[Functional improvement of patients with progressive muscular dystrophy by bone marrow and umbilical cord blood mesenchymal stem cell transplantations].

OBJECTIVE

To investigate the feasibility of employing double transplantations of autologous bone marrow mesenchymal stem cells (BMSC) and umbilical cord mesenchymal stem cells (UMSC) in the treatment of progressive muscular dystrophy (PMD).

METHODS

A total of 82 cases were treated by the double transplantations of BMSC and CB-MSC. They were diagnosed by clinical manifestations, CK, LDH, genetic analysis, electromyography, MRI and pathologic examination of biopsied muscle specimens from July 2007 to July 2008. Control group was self-made at before and after treatment and cases were followed up for 3 - 12 months. treatment method: Eighty-two patients underwent the double transplantations of bone mesenchymal stem cell (BMSC) and human umbilical cord blood MSC (CB-MSC). (1) BMSC: 80 - 150 ml bone marrow sample was collected through a puncture at bilateral posterior superior iliac spine.

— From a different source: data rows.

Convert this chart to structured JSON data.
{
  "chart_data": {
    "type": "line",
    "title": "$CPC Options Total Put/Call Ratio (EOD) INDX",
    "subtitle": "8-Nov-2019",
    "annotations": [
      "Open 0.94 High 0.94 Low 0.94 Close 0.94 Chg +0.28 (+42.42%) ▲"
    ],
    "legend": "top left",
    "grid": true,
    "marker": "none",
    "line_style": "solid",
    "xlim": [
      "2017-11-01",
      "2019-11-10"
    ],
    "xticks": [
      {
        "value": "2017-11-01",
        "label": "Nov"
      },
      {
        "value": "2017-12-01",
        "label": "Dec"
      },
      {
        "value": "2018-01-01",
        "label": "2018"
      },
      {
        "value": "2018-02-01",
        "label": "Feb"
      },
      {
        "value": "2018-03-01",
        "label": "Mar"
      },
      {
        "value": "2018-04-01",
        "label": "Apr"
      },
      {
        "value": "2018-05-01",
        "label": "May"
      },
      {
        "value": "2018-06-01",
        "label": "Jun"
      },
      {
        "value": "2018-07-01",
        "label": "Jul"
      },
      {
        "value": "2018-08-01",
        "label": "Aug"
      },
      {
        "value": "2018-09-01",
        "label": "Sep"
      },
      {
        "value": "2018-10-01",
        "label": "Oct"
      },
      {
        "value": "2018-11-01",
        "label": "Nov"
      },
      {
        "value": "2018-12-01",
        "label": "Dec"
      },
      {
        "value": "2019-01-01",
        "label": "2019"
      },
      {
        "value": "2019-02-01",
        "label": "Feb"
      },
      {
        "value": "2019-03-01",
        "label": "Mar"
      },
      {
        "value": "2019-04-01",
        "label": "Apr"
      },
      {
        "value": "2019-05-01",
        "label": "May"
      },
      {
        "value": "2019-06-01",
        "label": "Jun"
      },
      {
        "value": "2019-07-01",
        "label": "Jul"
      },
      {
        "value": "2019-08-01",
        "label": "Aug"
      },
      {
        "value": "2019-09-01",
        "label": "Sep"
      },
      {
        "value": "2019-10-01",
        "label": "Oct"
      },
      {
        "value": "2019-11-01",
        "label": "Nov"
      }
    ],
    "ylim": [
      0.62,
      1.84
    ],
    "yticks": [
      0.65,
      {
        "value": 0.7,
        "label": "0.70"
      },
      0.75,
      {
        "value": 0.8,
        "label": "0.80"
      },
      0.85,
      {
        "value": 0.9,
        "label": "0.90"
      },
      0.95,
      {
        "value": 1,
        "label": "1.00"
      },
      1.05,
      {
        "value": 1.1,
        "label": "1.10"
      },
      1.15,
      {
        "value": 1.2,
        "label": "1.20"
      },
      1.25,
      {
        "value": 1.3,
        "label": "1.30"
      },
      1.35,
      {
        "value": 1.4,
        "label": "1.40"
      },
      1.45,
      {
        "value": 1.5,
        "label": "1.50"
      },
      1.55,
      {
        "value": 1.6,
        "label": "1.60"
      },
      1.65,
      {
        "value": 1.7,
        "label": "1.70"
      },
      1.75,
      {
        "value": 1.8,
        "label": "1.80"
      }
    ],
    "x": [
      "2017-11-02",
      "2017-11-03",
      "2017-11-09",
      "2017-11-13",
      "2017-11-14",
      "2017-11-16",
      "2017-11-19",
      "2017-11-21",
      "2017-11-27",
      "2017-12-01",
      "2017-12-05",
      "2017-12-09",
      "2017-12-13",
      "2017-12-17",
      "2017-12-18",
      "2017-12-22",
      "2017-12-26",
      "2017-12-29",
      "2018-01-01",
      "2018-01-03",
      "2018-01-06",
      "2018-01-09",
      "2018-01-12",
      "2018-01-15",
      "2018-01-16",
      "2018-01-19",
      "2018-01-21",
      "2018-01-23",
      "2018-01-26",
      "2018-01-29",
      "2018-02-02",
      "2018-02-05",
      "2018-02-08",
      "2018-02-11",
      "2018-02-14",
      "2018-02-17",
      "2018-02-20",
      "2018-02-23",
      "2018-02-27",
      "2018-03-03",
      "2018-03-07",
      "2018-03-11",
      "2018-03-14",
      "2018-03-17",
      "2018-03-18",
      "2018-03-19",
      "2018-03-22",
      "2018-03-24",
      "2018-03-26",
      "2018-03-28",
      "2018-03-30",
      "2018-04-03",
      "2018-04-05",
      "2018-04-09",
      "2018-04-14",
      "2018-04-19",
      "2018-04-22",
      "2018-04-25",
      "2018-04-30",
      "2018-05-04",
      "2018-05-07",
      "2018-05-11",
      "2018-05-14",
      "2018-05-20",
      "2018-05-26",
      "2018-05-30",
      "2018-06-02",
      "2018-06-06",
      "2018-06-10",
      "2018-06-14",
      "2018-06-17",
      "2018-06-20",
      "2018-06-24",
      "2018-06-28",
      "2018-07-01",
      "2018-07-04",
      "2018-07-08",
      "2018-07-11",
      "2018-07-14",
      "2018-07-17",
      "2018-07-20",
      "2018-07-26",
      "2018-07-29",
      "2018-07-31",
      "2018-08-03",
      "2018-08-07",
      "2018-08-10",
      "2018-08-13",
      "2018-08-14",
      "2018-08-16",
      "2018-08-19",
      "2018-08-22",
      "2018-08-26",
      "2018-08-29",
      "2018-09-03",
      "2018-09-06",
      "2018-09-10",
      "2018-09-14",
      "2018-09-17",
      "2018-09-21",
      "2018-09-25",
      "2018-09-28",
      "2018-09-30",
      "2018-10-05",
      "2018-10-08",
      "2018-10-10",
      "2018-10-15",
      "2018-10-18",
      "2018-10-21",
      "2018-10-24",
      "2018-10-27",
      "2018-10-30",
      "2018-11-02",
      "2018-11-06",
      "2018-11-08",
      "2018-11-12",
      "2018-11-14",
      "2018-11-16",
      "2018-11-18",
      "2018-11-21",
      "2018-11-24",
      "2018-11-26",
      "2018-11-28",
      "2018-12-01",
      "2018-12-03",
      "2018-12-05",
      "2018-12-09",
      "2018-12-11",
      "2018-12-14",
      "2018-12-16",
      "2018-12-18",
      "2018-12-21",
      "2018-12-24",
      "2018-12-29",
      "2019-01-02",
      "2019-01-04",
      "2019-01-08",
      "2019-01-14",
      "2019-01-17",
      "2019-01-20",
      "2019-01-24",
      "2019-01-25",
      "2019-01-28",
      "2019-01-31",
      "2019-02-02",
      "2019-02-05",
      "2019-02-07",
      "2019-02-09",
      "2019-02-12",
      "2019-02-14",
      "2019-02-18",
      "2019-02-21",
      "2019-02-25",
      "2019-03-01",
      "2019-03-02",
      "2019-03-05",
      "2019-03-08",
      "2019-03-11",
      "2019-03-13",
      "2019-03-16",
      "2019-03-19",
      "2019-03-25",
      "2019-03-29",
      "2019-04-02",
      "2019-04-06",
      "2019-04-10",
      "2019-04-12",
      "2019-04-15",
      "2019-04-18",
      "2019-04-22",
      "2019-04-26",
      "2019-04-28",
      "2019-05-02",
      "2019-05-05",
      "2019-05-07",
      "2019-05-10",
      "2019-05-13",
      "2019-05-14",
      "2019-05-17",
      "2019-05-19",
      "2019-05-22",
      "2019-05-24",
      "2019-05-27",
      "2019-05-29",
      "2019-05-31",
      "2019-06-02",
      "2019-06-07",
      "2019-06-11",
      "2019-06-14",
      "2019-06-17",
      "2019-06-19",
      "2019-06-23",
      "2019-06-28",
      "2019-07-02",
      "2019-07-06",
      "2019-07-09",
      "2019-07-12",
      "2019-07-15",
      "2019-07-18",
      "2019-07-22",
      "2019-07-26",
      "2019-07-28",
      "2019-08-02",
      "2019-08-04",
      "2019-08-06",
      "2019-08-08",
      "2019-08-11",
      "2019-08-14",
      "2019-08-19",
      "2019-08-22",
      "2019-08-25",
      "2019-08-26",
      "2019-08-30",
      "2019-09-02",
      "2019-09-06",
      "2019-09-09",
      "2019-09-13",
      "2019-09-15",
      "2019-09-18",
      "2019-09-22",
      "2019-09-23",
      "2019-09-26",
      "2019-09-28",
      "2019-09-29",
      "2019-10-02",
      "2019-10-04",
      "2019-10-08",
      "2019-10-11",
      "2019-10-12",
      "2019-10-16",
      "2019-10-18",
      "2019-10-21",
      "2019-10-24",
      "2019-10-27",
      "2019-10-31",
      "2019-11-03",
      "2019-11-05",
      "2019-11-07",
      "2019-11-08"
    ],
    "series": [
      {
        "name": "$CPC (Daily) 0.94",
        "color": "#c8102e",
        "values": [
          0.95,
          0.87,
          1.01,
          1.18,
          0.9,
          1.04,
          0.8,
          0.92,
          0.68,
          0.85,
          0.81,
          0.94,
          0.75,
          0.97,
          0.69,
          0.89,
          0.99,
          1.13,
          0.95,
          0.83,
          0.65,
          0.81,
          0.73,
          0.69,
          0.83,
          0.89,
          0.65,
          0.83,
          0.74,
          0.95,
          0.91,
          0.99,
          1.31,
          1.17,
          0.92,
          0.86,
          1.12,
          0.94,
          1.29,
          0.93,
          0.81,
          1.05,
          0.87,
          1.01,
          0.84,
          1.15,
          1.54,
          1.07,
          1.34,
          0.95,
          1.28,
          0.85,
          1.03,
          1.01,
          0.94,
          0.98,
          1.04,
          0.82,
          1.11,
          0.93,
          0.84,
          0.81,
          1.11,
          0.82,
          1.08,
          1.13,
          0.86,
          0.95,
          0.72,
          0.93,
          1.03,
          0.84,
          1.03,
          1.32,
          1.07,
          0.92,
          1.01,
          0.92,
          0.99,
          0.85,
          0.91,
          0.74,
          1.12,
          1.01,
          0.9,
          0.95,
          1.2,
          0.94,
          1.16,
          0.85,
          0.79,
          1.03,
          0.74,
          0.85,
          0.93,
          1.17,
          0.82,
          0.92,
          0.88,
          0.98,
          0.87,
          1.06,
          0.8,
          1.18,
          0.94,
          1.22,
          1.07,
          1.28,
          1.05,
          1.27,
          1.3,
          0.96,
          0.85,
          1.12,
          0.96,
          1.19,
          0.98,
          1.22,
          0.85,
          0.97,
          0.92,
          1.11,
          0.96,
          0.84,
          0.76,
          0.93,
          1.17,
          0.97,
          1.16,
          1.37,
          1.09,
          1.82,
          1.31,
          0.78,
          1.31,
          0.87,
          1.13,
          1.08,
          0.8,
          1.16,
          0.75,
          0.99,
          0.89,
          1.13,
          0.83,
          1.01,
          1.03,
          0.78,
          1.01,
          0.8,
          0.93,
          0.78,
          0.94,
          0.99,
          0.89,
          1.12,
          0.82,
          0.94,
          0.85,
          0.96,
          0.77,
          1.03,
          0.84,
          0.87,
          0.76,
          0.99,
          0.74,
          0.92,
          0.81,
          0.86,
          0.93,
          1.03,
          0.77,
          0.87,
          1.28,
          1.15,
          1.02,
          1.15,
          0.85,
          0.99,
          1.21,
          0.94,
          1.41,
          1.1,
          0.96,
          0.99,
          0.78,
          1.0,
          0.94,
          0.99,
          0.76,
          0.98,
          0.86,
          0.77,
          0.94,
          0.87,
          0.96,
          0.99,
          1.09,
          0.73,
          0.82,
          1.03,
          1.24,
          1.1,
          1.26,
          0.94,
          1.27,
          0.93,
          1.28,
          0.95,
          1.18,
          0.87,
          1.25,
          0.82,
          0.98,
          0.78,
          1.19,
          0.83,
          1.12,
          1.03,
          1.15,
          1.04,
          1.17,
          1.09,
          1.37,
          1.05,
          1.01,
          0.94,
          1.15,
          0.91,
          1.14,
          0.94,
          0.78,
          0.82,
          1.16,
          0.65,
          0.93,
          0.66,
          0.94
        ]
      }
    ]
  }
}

Ficoll density gradient centrifuge was employed to separate individual monocyte for induced differentiation. (2) CB-MSC: 80 - 160 ml umbilical cord blood was harvested and processed likewise as above. (3) Stem cell transplantation: Both BMSC and CB-MSC were collected and prepared into 1 x 10(8)/ml and 1 x 10(7)/ml cell suspension respectively. They were transplanted in divided does into the extremity muscle and vein. The clinical and laboratory parameters were monitored at 3, 6, 9 and 12 months.

RESULTS

It was found that 31 cases (37.8%) obtained a remarkable efficacy, 37 cases (45.1%) were effective and 14 cases (17.1%) had no change. Total effective rate was 82.9%. Seventy patients (85.4%) felt limbs warmly, appetite improved, gained weight, had better appetite and action were nimble. Activity of daily living scale (ADL) in 72 patients (87.8%) increased as compared with pre-treatment (P < 0.01). LDH decreased at post-treatment [(475 +/- 223) u/L vs (410 +/- 216) u/L, P < 0.05, t = 6.650]. Creatine kinase [(2952 +/- 2259) u/L vs (2841 +/- 2092) u/L, P = 0.223, t = 1.094] and creatine [(26 +/- 12) micromol/L vs (25 +/- 11) micromol/L, P = 0.306, t = 1.029] decreased slightly. Adherence to therapy among Children and no adverse reaction was reported during the course of treatment.

CONCLUSION

The double transplantation of BMSC and CB-MSC is convenient, safe and effective in the treatment of progressive muscular dystrophy and can be considered as a new therapy of PMD. MSC represents a possible tool of cellular therapeutics for PMD.